In a cohort study, the incidence of disease in the exposed group and the unexposed group is compared. The incidence measure can be cumulative incidence or incidence density, depending on the availability of data. When comparing the incidence in the two groups, both relative differences and absolute differences can be assessed. In cohort studies, the relative risk of developing the disease is expressed as the ratio of the cumulative incidence in the exposed group to that in the unexposed group, which is also called cumulative incidence ratio or risk ratio. If we have data on the exact person-time of follow-up for every subject, we can also calculate an incidence density ratio (also called rate ratio) in a similar way. The numeric value of the risk or rate ratio reflects the magnitude of the association between an exposure and a disease. For example, a risk ratio of 2 would be interpreted as exposed individuals have a doubled risk of developing a disease than unexposed individuals, whereas a risk ratio of 5 indicates that exposed individuals have 5 times the risk of developing a disease compared with unexposed individuals. To put in another way, a factor with a risk ratio of 5 has a stronger effect than another factor with a risk ratio of 2. In addition to risk ratio and rate ratio, another relative measure called probability odds ratio can be calculated in cohort studies. The probability odds of disease is the number of subjects who developed a disease divided by the number of subjects who did not develop the disease, and the probability odds ratio is the probability odds in the exposed group divided by the probability odds in the unexposed group. Many investigators prefer risk ratio or rate ratio to probability odds ratio in cohort studies, because the ability to directly measure the risk of developing a disease is one of the most significant advantages in cohort studies. In practice, however, a probability odds ratio is often used as an approximation for risk or rate ratio, especially when multivariate logistic regression models are employed to adjust for the effect of other factors that may influence the relationship between an exposure and a disease.

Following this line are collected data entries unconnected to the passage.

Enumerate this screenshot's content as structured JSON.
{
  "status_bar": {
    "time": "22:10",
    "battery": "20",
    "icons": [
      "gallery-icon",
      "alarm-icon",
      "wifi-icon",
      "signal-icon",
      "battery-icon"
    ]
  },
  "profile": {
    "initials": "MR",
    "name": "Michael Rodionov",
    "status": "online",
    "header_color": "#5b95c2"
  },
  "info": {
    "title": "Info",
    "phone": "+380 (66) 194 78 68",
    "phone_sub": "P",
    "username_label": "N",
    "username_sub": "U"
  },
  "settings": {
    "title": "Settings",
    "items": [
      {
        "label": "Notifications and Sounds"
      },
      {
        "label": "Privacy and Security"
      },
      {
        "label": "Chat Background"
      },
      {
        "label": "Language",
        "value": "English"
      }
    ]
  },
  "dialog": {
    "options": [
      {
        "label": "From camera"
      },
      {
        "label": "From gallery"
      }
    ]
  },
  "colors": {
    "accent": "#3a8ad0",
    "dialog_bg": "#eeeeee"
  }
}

As for absolute differences, a commonly used measure is called attributable risk in the exposed, which is the incidence in the exposed group minus the incidence in the unexposed group. Attributable risk reflects the disease incidence that could be attributed to the exposure in exposed individuals and the reduction in incidence that we would expect if the exposure can be removed from the exposed individuals, provided that there is a causal relationship between the exposure and the disease. Another absolute measure called population attributable risk extends this concept to the general population; it estimates the disease incidence that could be attributed to an exposure in the general population. Because both relative and absolute differences can be assessed in cohort studies, a natural question to ask is what measures to choose. In general, the relative differences are used more often if the main research objective is etiologic inference, and they can be used for the judgment of causality. Once causality is established, or at least assumed, measures of absolute differences are more important from a public health perspective. This point can be illustrated using the following hypothetical example. Assume the following: toxin X in the environment triples the risk of bladder cancer and toxin Y doubles the risk of bladder cancer, the effects of X and Y are entirely independent of each other, the prevalence of exposure to toxin Y in the general population is 20 times higher than the prevalence of exposure to toxin X, and there are only resources available to reduce the exposure to one toxin. It would be more effective to use the resources to reduce the exposure to toxin Y instead of toxin X. This is because the population attributable risk due to Y is higher than that due to X, although the risk ratio associated with toxin Y is smaller than that associated with toxin X.

Cohort studies have many advantages. A cohort design is the best way to study the natural history of a disease.9 There is usually a clear temporal relationship between an exposure and a disease because all the subjects are free of the disease at the beginning of the follow-up (it can be a problem if a subject has a subclinical disease such as undetected prostate cancer). Furthermore, multiple diseases can be studied with respect to the same exposure. On the other hand, cohort studies, especially prospective cohort studies, are costly in terms of both time and money. A cohort design requires the follow-up of a large number of study participants over a sometimes extremely lengthy period of time and usually extensive data collection through questionnaires, physical measurements, and/or biologic specimens at regular intervals. Participants may be
“lost” during the follow-up because they became tired of the study, moved away from the study area, or died from some causes other than the disease under study. If the subjects who were lost during the follow-up are different from those who remained under observation with respect to exposure, disease, or other factors that may influence the relationship between the exposure and the disease, results from the study may be biased. To date, cohort studies have been used to study the etiology of a wide spectrum of diseases, including different types of cancer. If a cohort study is conducted to evaluate the etiology of cancer, usually the study sample size would need to be very large (such as the National Institutes of Health-AARP Diet and Health Study, which included more than half million subjects10) and the follow-up time would need to be long, unless the cohort selected is a high-risk population.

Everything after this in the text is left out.